The braking system technology replaces the need for vacuum pumps to run auxiliary systems in vehicles, which is a growing issue as engines are being boosted by either superchargers or turbochargers, according to Paul DiLisio, Dayco program and product management.
"As more and more engines are becoming boosted, most auto makers must have some kind of auxiliary vacuum system," DiLisio said. "Typically, in the past, they've been either using mechanical vacuum pumps or an electrical vacuum pump."
Both of those products have disadvantages, DiLisio said. The disadvantage of a mechanical vacuum pump is that it's always running, and that drains power from the engine. An electrical vacuum pump only runs on demand, but is typically expensive.
Instead, the Activac uses the Venturi effect, a natural phenomenon in which a vacuum is created by accelerating air through a chamber of decreasing volume. The two main components of the system are an aspirator and a control valve. As the brake pedal is pressed, the control valve opens and air is pulled through the aspirator by the engine. As air flows through the narrow part of the Venturi tube, it becomes a low pressure region, creating a vacuum that assists with brake application.

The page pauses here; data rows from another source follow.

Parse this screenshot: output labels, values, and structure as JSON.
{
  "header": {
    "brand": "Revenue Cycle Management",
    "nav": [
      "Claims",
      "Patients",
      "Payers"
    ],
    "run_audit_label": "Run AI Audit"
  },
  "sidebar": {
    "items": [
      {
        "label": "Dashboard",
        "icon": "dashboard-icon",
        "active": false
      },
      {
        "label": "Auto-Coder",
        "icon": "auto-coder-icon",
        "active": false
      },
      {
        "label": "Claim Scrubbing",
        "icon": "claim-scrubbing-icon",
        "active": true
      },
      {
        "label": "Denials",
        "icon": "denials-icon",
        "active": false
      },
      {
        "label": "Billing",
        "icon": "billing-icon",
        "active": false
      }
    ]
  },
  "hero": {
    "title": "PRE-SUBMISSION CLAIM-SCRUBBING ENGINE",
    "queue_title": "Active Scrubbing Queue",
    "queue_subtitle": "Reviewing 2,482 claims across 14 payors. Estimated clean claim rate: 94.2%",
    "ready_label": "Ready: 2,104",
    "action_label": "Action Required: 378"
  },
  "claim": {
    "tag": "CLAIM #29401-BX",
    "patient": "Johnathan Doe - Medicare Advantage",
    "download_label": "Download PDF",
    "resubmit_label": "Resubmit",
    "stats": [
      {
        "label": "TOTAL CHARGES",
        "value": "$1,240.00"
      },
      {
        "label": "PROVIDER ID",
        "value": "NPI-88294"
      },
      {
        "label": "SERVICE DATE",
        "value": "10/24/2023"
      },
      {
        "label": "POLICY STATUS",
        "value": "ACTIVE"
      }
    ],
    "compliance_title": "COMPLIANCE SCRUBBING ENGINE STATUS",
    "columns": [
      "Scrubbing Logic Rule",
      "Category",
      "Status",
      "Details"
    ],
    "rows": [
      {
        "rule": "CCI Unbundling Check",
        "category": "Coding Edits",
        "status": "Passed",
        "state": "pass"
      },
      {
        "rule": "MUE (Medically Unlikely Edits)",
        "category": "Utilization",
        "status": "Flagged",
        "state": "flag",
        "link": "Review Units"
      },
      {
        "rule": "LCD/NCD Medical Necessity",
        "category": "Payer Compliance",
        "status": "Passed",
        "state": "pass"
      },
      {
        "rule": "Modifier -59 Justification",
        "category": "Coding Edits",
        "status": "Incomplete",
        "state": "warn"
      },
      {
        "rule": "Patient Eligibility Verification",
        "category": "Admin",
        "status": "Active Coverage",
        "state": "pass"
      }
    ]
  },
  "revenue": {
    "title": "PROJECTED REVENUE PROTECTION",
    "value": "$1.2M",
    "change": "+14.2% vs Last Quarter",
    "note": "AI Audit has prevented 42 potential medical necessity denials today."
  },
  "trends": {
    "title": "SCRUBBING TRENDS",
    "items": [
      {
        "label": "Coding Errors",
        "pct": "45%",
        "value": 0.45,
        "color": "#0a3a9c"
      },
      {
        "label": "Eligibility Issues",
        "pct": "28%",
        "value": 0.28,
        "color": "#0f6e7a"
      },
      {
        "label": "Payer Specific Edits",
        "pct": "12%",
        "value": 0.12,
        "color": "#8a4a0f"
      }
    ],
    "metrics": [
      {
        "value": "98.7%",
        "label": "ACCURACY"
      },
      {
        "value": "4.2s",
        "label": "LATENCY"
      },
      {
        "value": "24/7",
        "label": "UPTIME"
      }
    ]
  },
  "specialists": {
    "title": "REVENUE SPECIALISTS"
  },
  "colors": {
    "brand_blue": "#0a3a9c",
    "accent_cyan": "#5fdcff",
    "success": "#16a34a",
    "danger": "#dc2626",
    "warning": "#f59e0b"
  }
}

"The only moving part in our Activac is the valve, so it's very reliable," DiLisio said. "And it's not parasitic. It doesn't draw power from the engine. When you look at the total system cost versus a vacuum pump, it's a lower system cost and it provides the customer with tremendous value, because it allows them to have the vacuum they need without these auxiliary systems that either drain power or are quite expensive."